29 Jul 2010 20:32
Google has added a licensing server to the Android Marketplace which will allow an app to verify whether the user has purchased it or not before opening.
In order to use the new service an app must be sold through Google's Android Market store and be on a device running Android 1.5 or later which also has the Market app installed. Free apps can't make use of the service.
Communication with the licensing server will be done exclusively by the Market app itself using RSA public-key encryption.
This is intended to replace the current copy protection scheme, which has been widely criticized by both developers and consumers. Under the old system, an app compiled as copy protected can't be downloaded from the Market by anyone using a phone which has been rooted or is even just running a custom ROM instead of the OS provided by the manufacturer.

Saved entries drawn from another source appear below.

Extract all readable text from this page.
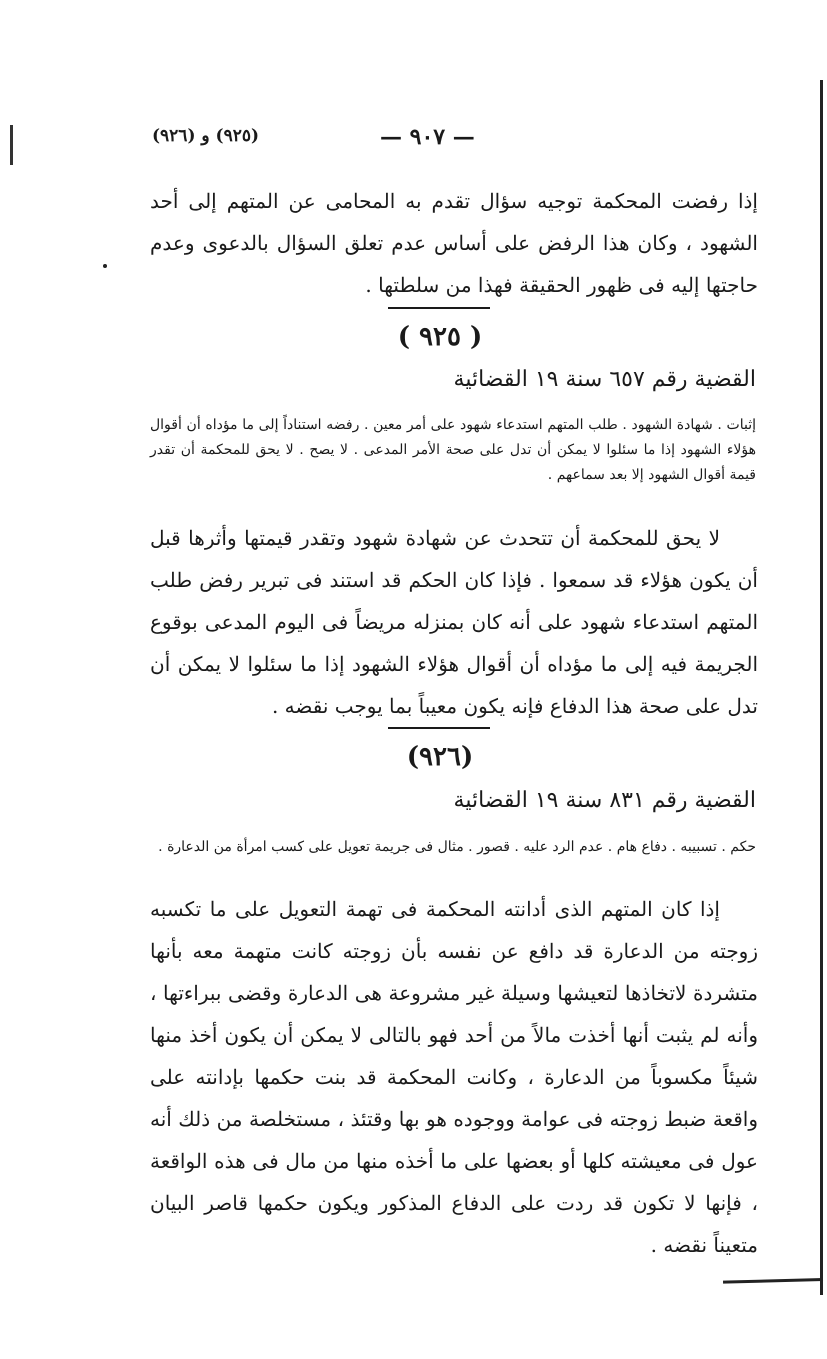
(٩٢٥) و (٩٢٦)	— ٩٠٧ —
إذا رفضت المحكمة توجيه سؤال تقدم به المحامى عن المتهم إلى أحد الشهود ، وكان هذا الرفض على أساس عدم تعلق السؤال بالدعوى وعدم حاجتها إليه فى ظهور الحقيقة فهذا من سلطتها .
( ٩٢٥ )
القضية رقم ٦٥٧ سنة ١٩ القضائية
إثبات . شهادة الشهود . طلب المتهم استدعاء شهود على أمر معين . رفضه استناداً إلى ما مؤداه أن أقوال هؤلاء الشهود إذا ما سئلوا لا يمكن أن تدل على صحة الأمر المدعى . لا يصح . لا يحق للمحكمة أن تقدر قيمة أقوال الشهود إلا بعد سماعهم .
لا يحق للمحكمة أن تتحدث عن شهادة شهود وتقدر قيمتها وأثرها قبل أن يكون هؤلاء قد سمعوا . فإذا كان الحكم قد استند فى تبرير رفض طلب المتهم استدعاء شهود على أنه كان بمنزله مريضاً فى اليوم المدعى بوقوع الجريمة فيه إلى ما مؤداه أن أقوال هؤلاء الشهود إذا ما سئلوا لا يمكن أن تدل على صحة هذا الدفاع فإنه يكون معيباً بما يوجب نقضه .
(٩٢٦)
القضية رقم ٨٣١ سنة ١٩ القضائية
حكم . تسبيبه . دفاع هام . عدم الرد عليه . قصور . مثال فى جريمة تعويل على كسب امرأة من الدعارة .
إذا كان المتهم الذى أدانته المحكمة فى تهمة التعويل على ما تكسبه زوجته من الدعارة قد دافع عن نفسه بأن زوجته كانت متهمة معه بأنها متشردة لاتخاذها لتعيشها وسيلة غير مشروعة هى الدعارة وقضى ببراءتها ، وأنه لم يثبت أنها أخذت مالاً من أحد فهو بالتالى لا يمكن أن يكون أخذ منها شيئاً مكسوباً من الدعارة ، وكانت المحكمة قد بنت حكمها بإدانته على واقعة ضبط زوجته فى عوامة ووجوده هو بها وقتئذ ، مستخلصة من ذلك أنه عول فى معيشته كلها أو بعضها على ما أخذه منها من مال فى هذه الواقعة ، فإنها لا تكون قد ردت على الدفاع المذكور ويكون حكمها قاصر البيان متعيناً نقضه .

This often leads to frustration for consumers who wished to purchase these apps in the Market, but is easily circumvented by anyone who downloads an unauthorized copy of such an app. In other words it's only effective against people who want to pay, not those who want to pirate.
While apps can be written to handle the response from the licensing server in any way the developer desires, Google is providing two preconfigured implementations.
Both will stop an app from running if the server doesn't verify the app's licens, but one will use a cached response from the last time the app was run if no connection to the Market is available. The other will only allow the app to start if the server is available to verify the license.